Central African Republic: Trader Who Supplied Food to MLC 'Did Not Witness Any Crimes'

A businessman who supplied foodstuffs to Jean-Pierre Bemba's Congolese troops during their deployment in an armed conflict in the Central African Republic (CAR) said today that he did not witness any crimes committed by the foreign soldiers.

Testifying under the pseudonym 'Witness D04-066,' he stated that during the October 2002-March 2003 armed conflict, he visited various CAR towns, such as the capital Bangui, Damara, and PK 55. These visits were related to his food supply business. In none of these towns did he witness, or hear, of abuses perpetuated by fighters belonging to the Movement for the Liberation of Congo (MLC), the group Mr. Bemba led.

Prosecutors at the International Criminal Court (ICC), where the former Congolese senator has been on trial since November 2010, accuse his troops of committing rapes, murders, and pillaging. The towns which 'Witness D04-066' said he visited during the conflict period are among the locations where prosecutors and several prosecution witnesses claim the crimes were committed.

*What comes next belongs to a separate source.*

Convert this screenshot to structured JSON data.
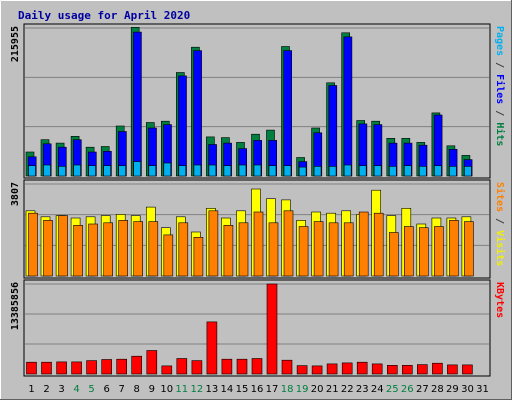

'Witness D04-066' told the trial presided by over by Judge Sylvia Steiner that he fled his Congolese homeland in 1996 and gained political asylum in the CAR. He lived in that country and conducted business while he held refugee status until March 15, 2003, the day rebels overthrew President Ange-Félix Patassé, who had invited Mr. Bemba's troops to prop up his fight against the insurgents.

Under questioning by prosecution lawyer Jean-Jacques Badibanga, the witness stated that he lost everything he owned in the CAR to looters. He said many other Congolese traders fled the neighboring country at the time and have not returned.

However, 'Witness D04-066' rejected suggestions by Mr. Badibanga that their departure was because of abuses committed by MLC fighters against Central African citizens. Rather, said the witness, it was because of "business jealousy" that pitted locals against Congolese nationals.

"Did you see or hear talk of crimes committed by the MLC?' asked Mr. Badibanga.

"I didn't see, I didn't hear anything like that," replied the witness.

The witness also said he never heard any local or foreign radio station mentioning crimes committed by Mr. Bemba's soldiers. He also did not hear any civilians or President Patassé speak of atrocities. He only heard Mr. Patassé "congratulating" the MLC for defending and protecting his government.

'Witness D04-066' continues his testimony tomorrow morning.